Grande parte dos países comunitários acorda já esta segunda-feira com restrições mínimas à circulação de cidadãos da UE e de territórios associados no espaço Schengen. Alemanha, França, Grécia, Bélgica, Holanda, Áustria, República Checa, Estónia ou Luxemburgo deixam cair, total ou parcialmente, as fronteiras internas que o vírus obrigou a restabelecer, na esperança que o turismo volte a animar o espaço aéreo e as cidades. É certo que já não é possível travar a crise mas pode-se tentar salvar o Verão. Quem vem do resto do mundo ainda vai ter de esperar – as notícias que sopram das Américas, Ásia e África, com a covid-19 em franca expansão, adiaram pelo menos até ao fim do mês o levantamento de mais interdições ao tráfego aéreo.
Portugal nunca fechou as portas europeias, limitando-se a travar a circulação de e para Itália e Espanha. Por isso, pouco ou nada participa nesta queda generalizada de muros europeus virtuais. Talvez se possa dizer que deita abaixo uns muretes. Com a reabertura da fronteira com Espanha adiada para 1 de julho - com pompa e honras de Estado (Felipe VI, Pedro Sánchez, Marcelo e António Costa estarão presentes) entre Caia e Badajoz -, hoje são ativados mais quatro pontos de passagem controlada na raia, que se juntam aos 13 já existentes.
Dentro de portas, porém, há uma barreira importante que hoje se elimina: cai o cerco de Lisboa. Abrem os centros comerciais, as lojas com mais de 400 m2 e os habitantes da área metropolitana já se podem juntar em grupos de 20 (e não de 10), mas atenção aos limites, que há na região tolerância zero a ajuntamentos. A medida avança apesar dos novos casos não darem tréguas na subida, principalmente em Sintra, Loures e Amadora (siga aqui os últimos números). Em todo o país, abrem também os Ateliers de Tempos Livres (ATL) exteriores às escolas e as termas. O desconfinamento segue agora num só ritmo nacional, um dia depois do número de recuperados (231) em 24 horas ter sido, pela primeira vez, superior ao de novos infetados (227).

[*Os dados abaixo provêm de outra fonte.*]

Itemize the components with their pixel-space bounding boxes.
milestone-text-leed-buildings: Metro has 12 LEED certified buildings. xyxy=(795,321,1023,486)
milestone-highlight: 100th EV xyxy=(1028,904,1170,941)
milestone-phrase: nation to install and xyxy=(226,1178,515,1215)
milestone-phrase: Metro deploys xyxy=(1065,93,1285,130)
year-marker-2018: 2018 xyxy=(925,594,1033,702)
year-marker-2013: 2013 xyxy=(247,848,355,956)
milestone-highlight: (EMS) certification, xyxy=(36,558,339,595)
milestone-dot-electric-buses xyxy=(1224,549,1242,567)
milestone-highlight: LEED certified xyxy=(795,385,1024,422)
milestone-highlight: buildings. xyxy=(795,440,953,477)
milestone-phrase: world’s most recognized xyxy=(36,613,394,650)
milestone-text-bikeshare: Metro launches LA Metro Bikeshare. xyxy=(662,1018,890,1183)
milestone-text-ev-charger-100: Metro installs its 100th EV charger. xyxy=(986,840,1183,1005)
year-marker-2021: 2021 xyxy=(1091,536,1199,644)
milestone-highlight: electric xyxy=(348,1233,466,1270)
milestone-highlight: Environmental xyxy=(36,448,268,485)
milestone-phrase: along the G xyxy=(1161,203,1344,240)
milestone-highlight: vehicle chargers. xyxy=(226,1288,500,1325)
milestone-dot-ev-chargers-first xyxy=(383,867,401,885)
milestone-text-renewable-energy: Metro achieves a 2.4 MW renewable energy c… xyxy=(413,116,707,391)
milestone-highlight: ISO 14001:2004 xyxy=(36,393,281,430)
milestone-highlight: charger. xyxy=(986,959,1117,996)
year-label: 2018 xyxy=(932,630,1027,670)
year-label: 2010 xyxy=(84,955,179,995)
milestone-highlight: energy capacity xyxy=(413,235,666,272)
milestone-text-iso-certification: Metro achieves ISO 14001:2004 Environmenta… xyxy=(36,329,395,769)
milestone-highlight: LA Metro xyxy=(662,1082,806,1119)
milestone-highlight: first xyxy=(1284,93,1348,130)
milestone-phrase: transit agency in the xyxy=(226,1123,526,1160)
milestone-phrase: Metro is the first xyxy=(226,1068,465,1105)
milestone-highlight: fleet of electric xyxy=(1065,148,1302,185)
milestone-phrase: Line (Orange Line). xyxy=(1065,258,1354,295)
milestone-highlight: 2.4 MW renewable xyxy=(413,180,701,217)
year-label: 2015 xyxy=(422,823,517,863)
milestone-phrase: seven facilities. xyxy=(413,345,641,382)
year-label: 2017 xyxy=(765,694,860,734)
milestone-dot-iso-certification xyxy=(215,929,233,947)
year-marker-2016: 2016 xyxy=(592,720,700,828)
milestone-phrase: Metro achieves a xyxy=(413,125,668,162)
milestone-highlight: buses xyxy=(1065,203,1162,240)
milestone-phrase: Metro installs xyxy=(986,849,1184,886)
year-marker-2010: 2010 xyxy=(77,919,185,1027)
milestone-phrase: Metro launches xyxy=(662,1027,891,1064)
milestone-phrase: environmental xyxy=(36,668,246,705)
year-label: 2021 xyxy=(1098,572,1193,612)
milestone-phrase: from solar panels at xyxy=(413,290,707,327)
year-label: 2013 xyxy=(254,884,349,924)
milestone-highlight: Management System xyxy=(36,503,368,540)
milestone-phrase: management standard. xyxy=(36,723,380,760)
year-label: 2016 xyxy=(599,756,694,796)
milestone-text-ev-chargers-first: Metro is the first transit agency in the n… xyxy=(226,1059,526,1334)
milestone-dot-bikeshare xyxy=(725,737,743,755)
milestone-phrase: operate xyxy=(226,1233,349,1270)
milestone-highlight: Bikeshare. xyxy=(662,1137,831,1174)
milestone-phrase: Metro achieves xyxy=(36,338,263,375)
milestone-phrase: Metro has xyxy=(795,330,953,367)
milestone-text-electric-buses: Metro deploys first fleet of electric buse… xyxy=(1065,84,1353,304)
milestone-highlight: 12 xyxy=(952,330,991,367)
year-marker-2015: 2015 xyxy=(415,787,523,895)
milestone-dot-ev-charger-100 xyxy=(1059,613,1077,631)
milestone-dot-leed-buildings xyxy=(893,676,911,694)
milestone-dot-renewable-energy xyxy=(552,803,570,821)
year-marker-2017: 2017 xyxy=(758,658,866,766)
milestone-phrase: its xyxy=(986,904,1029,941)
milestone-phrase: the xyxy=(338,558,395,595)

Boas notícias para o país e para João Leão, o novo ministro das Finanças, que hoje toma posse, herdando a pasta de Mário Centeno (que não foi o campeão de sobrevivência no cargo) e uma enorme crise na engorda. Quanto mais depressa o país regressar à (nova) normalidade, melhor para as contas, e ele vai ter que fazer muitas para o país não cair na austeridade, como promete António Costa. Quem o conhece bem, contou à Liliana Valente que o economista de formação é resistente a pressões, duro e determinado, leva as lutas até ao fim, e no fim ganha, sempre com cordialidade. No governo conhecem-no como o homem do cofre, do qual muitas vezes parecia ter perdido a chave, tal é a resistência em abrir 'os cordões'.